As famílias de Brumadinho reclamam de morosidade no avanço do caso nos tribunais alemães, e os seus advogados lamentam o limitado acesso a informações sobre os procedimentos judiciais em curso, que tramitam em sigilo. “É a minha terceira vez na Alemanha e, a cada vez, a esperança vai diminuindo,” prosseguiu Josiane.
Corre ainda um processo cível na Alemanha em que, no quinto aniversário do colapso, 1,4 mil pessoas pleiteavam uma indenização em torno de 600 milhões de euros (cerca de R$ 3,2 bilhões) da TÜV Süd.
“Os processos correm silenciosos e lentos”, complementou o analista de sistemas Sergio Amaral, também em Berlim. Outro funcionário da Vale morto na tragédia, o seu irmão Adriano Amaral deixou esposa e dois filhos, à época com 8 e 5 anos. O seu corpo foi encontrado dentro de uma caminhonete no dia seguinte ao rompimento.
No ano da tragédia, a receita de vendas da TÜV Süd foi de 2,6 bilhões de euros. “Indenizações e multas são facilmente absorvidas pelas companhias e não geram mudança de comportamento”, diz o advogado Danilo Chammas, que representa a Associação dos Familiares de Vítimas e Atingidos pelo Rompimento da Barragem Mina Córrego do Feijão (Avabrum).
A TÜV Süd foi proibida pela Justiça de emitir novos laudos no Brasil, e a maior parte das indenizações foram pagas pela Vale às famílias das vítimas, segundo a associação.

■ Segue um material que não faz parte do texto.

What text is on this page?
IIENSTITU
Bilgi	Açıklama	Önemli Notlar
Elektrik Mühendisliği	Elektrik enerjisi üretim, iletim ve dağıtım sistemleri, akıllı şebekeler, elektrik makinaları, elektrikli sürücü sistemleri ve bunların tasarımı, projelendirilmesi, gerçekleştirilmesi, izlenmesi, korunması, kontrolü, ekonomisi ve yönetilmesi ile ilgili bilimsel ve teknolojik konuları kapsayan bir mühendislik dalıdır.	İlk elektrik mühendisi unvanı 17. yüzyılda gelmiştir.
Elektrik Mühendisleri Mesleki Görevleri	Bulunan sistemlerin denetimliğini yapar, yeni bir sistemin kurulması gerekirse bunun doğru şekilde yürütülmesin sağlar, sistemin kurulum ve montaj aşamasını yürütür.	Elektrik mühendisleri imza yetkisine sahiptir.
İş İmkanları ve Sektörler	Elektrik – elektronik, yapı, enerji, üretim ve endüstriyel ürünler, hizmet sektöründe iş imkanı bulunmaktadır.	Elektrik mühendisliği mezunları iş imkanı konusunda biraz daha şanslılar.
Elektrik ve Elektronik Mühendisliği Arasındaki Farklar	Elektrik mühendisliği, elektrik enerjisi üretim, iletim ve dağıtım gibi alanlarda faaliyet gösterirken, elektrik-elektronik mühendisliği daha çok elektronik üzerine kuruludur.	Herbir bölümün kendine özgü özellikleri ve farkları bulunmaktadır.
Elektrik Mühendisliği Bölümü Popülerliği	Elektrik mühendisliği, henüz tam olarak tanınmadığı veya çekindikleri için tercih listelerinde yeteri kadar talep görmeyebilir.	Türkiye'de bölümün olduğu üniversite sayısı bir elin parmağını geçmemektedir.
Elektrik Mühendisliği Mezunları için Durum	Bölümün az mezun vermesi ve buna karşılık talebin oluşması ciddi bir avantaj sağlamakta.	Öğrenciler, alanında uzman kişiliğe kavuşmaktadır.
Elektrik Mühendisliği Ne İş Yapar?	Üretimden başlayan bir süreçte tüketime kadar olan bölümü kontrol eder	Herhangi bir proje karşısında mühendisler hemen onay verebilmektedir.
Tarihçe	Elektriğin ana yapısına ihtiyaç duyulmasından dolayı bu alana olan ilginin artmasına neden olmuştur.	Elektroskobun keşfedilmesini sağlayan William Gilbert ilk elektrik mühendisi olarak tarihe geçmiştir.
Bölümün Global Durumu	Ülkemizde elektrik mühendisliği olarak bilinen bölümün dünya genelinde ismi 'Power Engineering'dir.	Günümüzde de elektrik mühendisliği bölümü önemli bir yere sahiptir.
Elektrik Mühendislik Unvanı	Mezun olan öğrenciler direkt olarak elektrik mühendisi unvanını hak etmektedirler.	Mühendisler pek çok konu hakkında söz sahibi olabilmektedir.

A matriz alemã disse ainda à DW que não se envolveu na emissão de declarações de estabilidade e que coopera com as autoridades competentes no Brasil e na Alemanha. Não comentou especificamente sobre Meier.
Regulação das cadeias
Já o início das audiências de instrução e julgamento das ações penais na Justiça brasileira é esperado para 2026, quando deverão ser ouvidas testemunhas e réus. Enquanto isso, o Ministério Público Federal (MPF) aguarda julgamento de recurso pelo Superior Tribunal de Justiça (STJ), no qual pede que Fábio Schvartsman, ex-presidente da Vale, responda por homicídio doloso e crime ambiental.
Para Lavite, do ECCHR, falta regulação sobre empresas de auditoria como a TÜV Süd, apesar de os últimos anos terem visto uma tendência favorável, na Alemanha e na Europa, à responsabilização de empresas que causem danos sociais e ambientais. “As certificadoras são pagas diretamente pelas empresas que auditam, um inevitável conflito de interesses,” afirma.
Desde 2023, a Lei da Cadeia de Suprimentos da Alemanha exige auditorias para garantir que os fornecedores de empresas alemãs cumpram regras ambientais e trabalhistas. O atual governo, entretanto, quer o fim da lei e a sua substituição pela norma europeia sobre o tema.
“Queremos que a punição de empresas seja um modelo pedagógico para que outras pessoas não passem pela mesma coisa”, afirmou Josiane. Os afetados pelo desastre em Mariana, também em Minas Gerais, pressionam igualmente pela responsabilização das mineradoras envolvidas, tanto no Brasil quanto na Inglaterra.
Nos arredores de Brumadinho, a Mina da Jangada, vizinha ao Córrego do Feijão e arrendada pela Vale, passou a ser explorada neste ano pela empresa Itaminas. A volta da mineração preocupa os moradores que não se esquecem dos 13 milhões de metros cúbicos de lama e rejeitos de minério de ferro que arrasaram a vida na região.
Hoje, um memorial com 272 ipês amarelos ocupa o espaço onde a barragem da Vale se rompeu. A mineradora brasileira não respondeu a um pedido de comentário até o fechamento da reportagem.